1) KORBAN-INDUCED DIGESTIVE DISORDERS
QUESTION: The Gemara relates that the Kohanim who served in the Beis ha'Mikdash had chronic gastrointestinal problems as a result of the large quantity of meat of Korbanos that they ate. Since they were involved in the Avodah, they were unable to drink wine to assist their digestion, because a Kohen who performs the Avodah may not drink wine (Vayikra 10:9).
The RU'ACH CHAIM (Pirkei Avos 3:3) proves from the Gemara in Yoma (73b) that when the Kohanim ate the meat of Korbanos in the Beis ha'Mikdash, they had no waste products. All of the meat was absorbed into their bodies, just as the Man (manna) was absorbed into the bodies ("Nivla b'Eivareihem") of the Jews in the desert (Yoma 73b), since it was a food comprised of spiritual components.

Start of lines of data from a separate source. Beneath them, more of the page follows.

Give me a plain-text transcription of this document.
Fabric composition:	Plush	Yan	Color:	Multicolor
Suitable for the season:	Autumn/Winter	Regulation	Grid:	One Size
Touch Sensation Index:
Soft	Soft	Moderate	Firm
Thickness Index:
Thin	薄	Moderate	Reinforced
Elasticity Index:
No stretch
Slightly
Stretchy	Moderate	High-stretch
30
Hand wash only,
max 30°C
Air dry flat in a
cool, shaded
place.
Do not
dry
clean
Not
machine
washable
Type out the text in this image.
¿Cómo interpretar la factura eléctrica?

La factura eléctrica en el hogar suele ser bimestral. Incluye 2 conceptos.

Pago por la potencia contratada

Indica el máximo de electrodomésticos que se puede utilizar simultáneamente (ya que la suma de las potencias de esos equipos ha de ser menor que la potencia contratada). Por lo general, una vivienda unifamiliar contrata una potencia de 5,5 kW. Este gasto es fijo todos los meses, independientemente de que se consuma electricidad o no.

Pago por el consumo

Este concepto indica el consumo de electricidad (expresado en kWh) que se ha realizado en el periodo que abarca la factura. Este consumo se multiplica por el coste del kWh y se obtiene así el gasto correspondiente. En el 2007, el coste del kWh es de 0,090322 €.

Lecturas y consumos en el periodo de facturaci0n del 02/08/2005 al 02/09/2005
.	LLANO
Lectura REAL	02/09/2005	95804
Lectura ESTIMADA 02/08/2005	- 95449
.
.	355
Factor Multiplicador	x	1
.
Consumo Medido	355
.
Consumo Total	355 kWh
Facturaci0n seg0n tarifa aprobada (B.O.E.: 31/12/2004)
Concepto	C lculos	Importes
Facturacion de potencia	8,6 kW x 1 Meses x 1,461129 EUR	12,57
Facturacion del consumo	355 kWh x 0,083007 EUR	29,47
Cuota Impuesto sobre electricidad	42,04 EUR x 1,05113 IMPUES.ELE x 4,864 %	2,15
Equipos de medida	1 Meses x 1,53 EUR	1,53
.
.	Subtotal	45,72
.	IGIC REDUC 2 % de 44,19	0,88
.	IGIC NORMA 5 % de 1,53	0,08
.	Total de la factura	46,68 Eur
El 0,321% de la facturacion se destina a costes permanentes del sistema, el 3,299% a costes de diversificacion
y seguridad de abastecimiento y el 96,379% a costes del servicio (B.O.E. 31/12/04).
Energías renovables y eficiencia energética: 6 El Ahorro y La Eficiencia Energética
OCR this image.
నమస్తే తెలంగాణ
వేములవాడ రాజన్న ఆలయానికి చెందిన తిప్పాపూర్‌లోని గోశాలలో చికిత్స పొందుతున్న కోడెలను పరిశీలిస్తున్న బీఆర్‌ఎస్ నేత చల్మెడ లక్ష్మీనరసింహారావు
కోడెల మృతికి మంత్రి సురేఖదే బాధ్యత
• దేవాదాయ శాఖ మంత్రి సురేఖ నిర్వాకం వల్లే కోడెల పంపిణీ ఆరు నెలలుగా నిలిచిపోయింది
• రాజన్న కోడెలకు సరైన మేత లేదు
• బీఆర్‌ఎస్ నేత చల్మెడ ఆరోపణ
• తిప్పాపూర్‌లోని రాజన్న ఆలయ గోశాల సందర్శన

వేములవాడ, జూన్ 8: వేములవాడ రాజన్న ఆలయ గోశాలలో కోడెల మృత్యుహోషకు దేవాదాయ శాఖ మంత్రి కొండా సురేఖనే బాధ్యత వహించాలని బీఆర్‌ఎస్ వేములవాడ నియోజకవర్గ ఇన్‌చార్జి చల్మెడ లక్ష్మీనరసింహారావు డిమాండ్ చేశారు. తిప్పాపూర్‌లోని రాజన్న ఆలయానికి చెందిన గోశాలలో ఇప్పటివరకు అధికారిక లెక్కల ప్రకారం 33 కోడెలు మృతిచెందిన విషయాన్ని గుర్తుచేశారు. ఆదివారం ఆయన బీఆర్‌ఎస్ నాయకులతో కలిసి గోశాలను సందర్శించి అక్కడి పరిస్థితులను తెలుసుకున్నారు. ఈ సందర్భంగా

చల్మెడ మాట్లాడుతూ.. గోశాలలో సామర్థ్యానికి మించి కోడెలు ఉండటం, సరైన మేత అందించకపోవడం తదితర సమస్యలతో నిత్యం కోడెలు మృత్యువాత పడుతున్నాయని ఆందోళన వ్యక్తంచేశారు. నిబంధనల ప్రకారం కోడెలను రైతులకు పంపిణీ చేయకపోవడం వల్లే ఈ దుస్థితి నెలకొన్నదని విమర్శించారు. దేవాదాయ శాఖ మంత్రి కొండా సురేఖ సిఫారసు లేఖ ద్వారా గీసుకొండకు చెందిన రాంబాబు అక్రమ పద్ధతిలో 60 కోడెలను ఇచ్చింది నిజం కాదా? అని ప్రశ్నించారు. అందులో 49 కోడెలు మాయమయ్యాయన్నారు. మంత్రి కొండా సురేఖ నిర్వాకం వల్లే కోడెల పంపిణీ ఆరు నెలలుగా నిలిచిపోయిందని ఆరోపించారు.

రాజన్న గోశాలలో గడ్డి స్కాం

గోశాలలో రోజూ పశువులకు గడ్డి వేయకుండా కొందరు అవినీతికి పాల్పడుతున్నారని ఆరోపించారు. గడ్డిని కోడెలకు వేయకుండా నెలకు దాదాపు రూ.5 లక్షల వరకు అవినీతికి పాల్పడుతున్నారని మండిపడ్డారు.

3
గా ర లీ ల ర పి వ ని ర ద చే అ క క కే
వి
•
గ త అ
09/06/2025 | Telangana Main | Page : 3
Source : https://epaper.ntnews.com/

RAV SHMUEL ROTHCHILD in SEFER PEIROS TE'ENAH quotes the SHALMEI TODAH (end of 1:5) who says that the Gemara here seems to contradict the assertion of the Ru'ach Chaim. If the meat of the Korbanos was absorbed into the bodies of the Kohanim and produced no waste products, why did the meat cause digestive disorders?
In addition, the Peiros Te'enah cites the KUNTRUS DIVREI TORAH (9:5) who asks that the verse says, "Shomer Mitzvah Lo Yeda Davar Ra" -- "He who performs a Mitzvah will know no harm [from it]" (Koheles 8:5). The eating of the meat of Kodshim is a Mitzvah, as the Gemara says in Pesachim (85a; Rashi there, DH v'Ha Tanya). Why, then, did the Kohanim suffer from it?
ANSWER: The KUNTRUS DIVREI TORAH answers that perhaps the meat of the Korbanos caused stomach problems only when the Kohanim did not eat the meat with pure intentions, l'Shem Shamayim. The Gemara in Pesachim (3b) relates that it happened that some Kohanim did not have pure intentions when they consumed Kodshim (for example, some Kohanim ate the Lechem ha'Panim with haughtiness). The Gemara in Pesachim (8b) implies that the principle that "he who performs a Mitzvah will know no harm" applies only when one does the Mitzvah with pure intentions, Lishmah. One who performs the Mitzvah for his own personal benefit has no guarantee of protection.
Similarly, perhaps when the Kohanim ate the meat of the Korbanos for their own personal benefit, the meat was not absorbed completely into their bodies and would cause digestive problems. (The Ru'ach Chaim himself suggests such a difference with regard to an ordinary person. When one eats his meal entirely l'Shem Shamayim, the waste products of the food are "burned by his Torah" and leave only the pure and necessary part of the food, which becomes completely absorbed into the body.)